In our portfolio construction and risk management processes we focus on the underlying drivers that are expected to affect positions and strategies. The drivers are the cause, the correlation is the consequence. In order to ensure a diversified portfolio, our portfolio construction process aims to implement strategies that have different drivers through a proprietary principal component optimisation process.
The portfolio construction process is therefore largely a continuous risk budgeting process subject to the mandated investment parameters of the Fund.
Risk is the possibility of loss of capital. In trading and investing in markets, risk is unavoidable and the best one can do is to manage it. The objective is to monitor and manage the capital at risk of each trade individually and the capital at risk of all trades collectively on a real-time basis.
Our approach is influenced by our strong risk management backgrounds.
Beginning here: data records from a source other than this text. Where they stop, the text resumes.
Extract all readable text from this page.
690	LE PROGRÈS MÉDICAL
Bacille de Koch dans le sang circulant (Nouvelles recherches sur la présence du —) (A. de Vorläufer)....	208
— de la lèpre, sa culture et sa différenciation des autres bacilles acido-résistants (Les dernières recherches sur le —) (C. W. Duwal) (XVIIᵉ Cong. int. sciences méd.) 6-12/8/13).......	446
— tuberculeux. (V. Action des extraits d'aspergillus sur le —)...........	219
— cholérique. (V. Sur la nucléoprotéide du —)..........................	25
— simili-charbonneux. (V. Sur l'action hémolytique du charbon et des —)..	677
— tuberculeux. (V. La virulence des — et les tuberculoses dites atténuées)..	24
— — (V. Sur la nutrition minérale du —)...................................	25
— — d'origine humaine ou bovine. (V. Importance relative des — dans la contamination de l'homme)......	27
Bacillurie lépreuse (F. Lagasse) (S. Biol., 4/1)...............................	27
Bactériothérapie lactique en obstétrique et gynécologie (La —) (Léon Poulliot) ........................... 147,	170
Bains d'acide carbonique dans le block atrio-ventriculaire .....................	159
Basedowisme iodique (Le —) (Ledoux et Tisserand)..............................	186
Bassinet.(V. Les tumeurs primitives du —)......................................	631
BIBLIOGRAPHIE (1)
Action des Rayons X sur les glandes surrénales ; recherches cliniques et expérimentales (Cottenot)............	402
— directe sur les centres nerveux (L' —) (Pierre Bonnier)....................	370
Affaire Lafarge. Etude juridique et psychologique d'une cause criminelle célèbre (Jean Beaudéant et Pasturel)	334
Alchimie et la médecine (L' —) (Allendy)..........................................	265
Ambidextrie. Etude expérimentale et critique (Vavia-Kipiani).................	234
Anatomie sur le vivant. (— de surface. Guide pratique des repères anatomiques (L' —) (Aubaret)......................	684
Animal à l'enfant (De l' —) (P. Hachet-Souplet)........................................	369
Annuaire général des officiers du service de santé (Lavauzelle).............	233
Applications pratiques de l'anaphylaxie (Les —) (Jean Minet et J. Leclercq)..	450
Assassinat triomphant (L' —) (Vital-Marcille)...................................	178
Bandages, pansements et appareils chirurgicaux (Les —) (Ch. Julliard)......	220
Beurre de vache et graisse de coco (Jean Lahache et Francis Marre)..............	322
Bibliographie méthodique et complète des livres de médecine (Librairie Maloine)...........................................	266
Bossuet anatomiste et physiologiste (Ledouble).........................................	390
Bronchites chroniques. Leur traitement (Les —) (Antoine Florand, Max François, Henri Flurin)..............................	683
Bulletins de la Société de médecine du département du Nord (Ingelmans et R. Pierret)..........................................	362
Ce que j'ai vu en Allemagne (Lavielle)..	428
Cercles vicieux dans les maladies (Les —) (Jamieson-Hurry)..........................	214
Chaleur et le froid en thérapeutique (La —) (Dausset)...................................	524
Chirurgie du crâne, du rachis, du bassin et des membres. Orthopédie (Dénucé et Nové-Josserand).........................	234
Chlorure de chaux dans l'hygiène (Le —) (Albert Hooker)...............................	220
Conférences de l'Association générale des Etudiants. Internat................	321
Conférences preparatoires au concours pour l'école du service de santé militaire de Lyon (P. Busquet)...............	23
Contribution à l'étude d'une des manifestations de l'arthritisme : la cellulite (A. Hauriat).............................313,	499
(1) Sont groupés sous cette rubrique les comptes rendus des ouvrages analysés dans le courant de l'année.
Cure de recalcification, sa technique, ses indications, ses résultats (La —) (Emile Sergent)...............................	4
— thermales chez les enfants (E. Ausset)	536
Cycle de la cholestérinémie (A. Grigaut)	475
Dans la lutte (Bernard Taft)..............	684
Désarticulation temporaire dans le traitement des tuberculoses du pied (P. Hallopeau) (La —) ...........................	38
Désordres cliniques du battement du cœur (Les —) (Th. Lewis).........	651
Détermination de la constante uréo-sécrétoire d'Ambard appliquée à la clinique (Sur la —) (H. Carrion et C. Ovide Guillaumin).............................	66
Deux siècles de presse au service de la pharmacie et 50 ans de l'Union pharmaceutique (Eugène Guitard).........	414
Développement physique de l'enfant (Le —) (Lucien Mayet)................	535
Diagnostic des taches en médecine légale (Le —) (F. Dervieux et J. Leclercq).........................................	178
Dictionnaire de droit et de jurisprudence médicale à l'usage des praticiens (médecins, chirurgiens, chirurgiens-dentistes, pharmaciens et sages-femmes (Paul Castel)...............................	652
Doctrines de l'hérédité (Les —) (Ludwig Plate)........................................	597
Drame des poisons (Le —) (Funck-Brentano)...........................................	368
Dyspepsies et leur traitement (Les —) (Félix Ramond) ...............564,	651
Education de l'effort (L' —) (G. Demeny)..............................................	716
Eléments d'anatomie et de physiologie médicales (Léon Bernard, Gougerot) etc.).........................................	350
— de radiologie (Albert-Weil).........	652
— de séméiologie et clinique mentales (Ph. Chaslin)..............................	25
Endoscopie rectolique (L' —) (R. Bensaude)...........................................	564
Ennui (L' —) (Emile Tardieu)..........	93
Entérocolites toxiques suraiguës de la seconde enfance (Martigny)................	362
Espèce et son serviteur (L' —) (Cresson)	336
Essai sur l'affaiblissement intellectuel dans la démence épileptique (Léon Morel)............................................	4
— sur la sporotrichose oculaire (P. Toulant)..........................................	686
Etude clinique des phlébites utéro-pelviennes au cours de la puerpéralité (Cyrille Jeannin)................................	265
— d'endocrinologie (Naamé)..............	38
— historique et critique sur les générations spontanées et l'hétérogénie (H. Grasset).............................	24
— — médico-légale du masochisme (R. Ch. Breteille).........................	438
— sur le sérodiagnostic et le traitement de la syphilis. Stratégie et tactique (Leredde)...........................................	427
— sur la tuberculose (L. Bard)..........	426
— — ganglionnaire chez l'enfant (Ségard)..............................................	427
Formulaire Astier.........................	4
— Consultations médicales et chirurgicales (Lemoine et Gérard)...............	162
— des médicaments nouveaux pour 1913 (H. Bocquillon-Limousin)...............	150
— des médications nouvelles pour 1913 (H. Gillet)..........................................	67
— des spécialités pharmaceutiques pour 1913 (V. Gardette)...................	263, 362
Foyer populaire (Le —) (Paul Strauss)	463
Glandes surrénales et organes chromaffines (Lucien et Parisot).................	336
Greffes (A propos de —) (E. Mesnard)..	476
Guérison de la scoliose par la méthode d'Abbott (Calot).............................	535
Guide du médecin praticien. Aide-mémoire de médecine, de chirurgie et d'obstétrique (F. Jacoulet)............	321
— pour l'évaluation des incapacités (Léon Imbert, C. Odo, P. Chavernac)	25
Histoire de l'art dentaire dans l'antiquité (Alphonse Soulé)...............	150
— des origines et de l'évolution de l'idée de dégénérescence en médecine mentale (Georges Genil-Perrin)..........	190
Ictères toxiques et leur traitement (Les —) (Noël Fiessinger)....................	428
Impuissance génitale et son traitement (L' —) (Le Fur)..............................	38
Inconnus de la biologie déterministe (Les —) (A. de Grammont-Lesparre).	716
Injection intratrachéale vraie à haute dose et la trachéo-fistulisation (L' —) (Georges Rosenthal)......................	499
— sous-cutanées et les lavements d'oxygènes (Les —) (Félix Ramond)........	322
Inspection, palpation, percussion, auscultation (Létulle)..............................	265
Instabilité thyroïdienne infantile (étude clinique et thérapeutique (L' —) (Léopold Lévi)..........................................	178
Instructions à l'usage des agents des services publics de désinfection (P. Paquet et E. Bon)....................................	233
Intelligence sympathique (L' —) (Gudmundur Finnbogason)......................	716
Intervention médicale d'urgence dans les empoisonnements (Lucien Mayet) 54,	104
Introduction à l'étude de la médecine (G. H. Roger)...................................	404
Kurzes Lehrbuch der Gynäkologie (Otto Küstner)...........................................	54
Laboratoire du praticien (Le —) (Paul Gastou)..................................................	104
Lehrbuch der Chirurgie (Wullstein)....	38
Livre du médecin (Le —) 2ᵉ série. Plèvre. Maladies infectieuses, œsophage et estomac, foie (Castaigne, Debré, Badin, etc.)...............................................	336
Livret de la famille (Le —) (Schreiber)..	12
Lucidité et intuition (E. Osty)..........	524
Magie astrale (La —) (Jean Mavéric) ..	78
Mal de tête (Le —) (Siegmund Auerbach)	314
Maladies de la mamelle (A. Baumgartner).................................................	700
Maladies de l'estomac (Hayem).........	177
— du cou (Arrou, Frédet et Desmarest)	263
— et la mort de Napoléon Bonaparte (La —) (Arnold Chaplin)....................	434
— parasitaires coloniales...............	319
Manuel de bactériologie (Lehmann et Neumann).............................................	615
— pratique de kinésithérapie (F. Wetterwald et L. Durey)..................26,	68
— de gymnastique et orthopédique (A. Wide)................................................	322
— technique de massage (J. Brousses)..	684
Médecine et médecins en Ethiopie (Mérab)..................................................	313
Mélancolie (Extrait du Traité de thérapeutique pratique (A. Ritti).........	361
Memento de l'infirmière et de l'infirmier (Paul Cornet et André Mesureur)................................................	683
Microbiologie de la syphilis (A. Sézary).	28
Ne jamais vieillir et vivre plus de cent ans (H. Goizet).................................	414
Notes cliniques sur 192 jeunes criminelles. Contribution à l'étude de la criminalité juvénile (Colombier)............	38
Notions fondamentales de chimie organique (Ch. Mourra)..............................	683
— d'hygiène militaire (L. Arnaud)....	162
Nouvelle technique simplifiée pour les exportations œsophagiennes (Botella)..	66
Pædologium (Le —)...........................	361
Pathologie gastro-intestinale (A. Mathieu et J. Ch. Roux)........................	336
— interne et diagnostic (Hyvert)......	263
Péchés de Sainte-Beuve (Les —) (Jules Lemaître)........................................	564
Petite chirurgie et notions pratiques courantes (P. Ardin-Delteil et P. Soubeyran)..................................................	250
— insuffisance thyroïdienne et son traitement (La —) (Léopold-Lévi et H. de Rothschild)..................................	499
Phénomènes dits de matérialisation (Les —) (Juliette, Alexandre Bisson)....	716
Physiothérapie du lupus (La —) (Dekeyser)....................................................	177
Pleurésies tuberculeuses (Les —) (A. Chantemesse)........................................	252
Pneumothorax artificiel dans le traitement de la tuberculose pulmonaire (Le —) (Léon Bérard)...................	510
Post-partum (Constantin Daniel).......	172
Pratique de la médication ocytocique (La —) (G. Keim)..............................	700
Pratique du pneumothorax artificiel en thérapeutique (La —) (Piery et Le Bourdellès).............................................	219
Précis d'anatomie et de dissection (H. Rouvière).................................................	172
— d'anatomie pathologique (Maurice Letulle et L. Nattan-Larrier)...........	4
We empower our clients via quantitative and qualitative risk monitoring to understand the trade-offs between performance, risk and liquidity and to have better control of their investments.
Risk management is embedded into our investment process, starting with individual positions through to our portfolio construction process, providing a systematic and integrated risk management approach. Risk management depends on the objective behind a particular trade or opportunity. The key assumption underlying the subjective distribution of outcomes must be clearly identified. The risk question “what if the trade is wrong (or goes)?” must have a satisfactory answer in isolation and the worst-case sample path being acceptable. We manage risk through applying limits on position size, defined stop loss, using similar positions to hedge risk exposures and the use of derivatives.